I actually already have a list of skills I want to include in the game. But again, I want to think outside of the box with these things–Dungeons and Dragons uses skills in place of ability checks, and MechWarrior has this odd system of ability scores augmenting (but more often detrimenting) your skill use… but I want something a lot cleaner, a lot simpler, which gives me design room for a larger list of skills.
So, for skills, I think I’ll go with something like this: on each skill check, the Gamemaster tells the player which two ability scores to combine, and the ability scores range from 1 to 6. This creates a target number (so a player with 6 Strength and 6 Agility and needs to pull off a martial arts move, the GM might tell him to roll a STR+AGIL check, target number 12). If a 2d6 roll is less than the target number, it’s a success–though the TN can be modified by adverse conditions. This would be my core mechanic, by the way: 2d6 vs. two ability scores (or, in some cases, one ability score x2, like a STR+STR check to open a portcullis). Anyway, skills would be only a minor part of the character, and they wouldn’t be associated with any ability scores: if you have Seduction as a skill, it applies as a bonus to SOC+SOC (social+social) skill checks, surely, but what if you’re trying to impress the ladies with a swan dive into a lake to retrieve a lost diamond necklace? Maybe Agility+Perception would be better.
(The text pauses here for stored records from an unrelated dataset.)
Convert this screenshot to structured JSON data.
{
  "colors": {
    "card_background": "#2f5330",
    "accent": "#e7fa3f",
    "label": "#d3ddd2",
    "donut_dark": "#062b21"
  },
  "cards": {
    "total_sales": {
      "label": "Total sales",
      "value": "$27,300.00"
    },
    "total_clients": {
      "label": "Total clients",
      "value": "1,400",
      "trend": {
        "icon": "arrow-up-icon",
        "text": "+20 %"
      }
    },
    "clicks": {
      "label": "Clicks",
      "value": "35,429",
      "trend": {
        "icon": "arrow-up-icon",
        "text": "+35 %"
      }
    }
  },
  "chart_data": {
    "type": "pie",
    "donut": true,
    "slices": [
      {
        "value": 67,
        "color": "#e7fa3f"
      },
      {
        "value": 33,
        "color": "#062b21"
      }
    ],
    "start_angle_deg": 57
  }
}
Or, shooting a handgun might be an AGIL+AGIL check, but what about a minigun on the side of a helicopter? AGIL+STR might be more like it. What if you need to teach someone how to use a firearm? Keep using your Small Arms skill, but make it an INT+SOC check.
You might be able to tell, I want this to be especially free-form. I want players to be clever with their skills, to come up with weird solutions to problems–and having lots of flexibility in how they can use their skill training accomplishes that goal. It also saves me writing time, since I don’t have to write up mechanics for skills, only broad descriptions–but that’s not me trying to be lazy, it’s just a method of designing an RPG which I find works better.
So. In-depth characters, using a background system and point buy, but very quick and smooth; skills which are broad, ability scores which are the core of each and every check, combat which is as deadly as it is realistic and complex, a very free-form system…
I think this could work out. I don’t know where I’ll find the time to write this up, but the thought of having an RPG out there that I created, me, I did it… that’s exciting. And the concepts behind that RPG, I think, will be original and exciting for new players to try.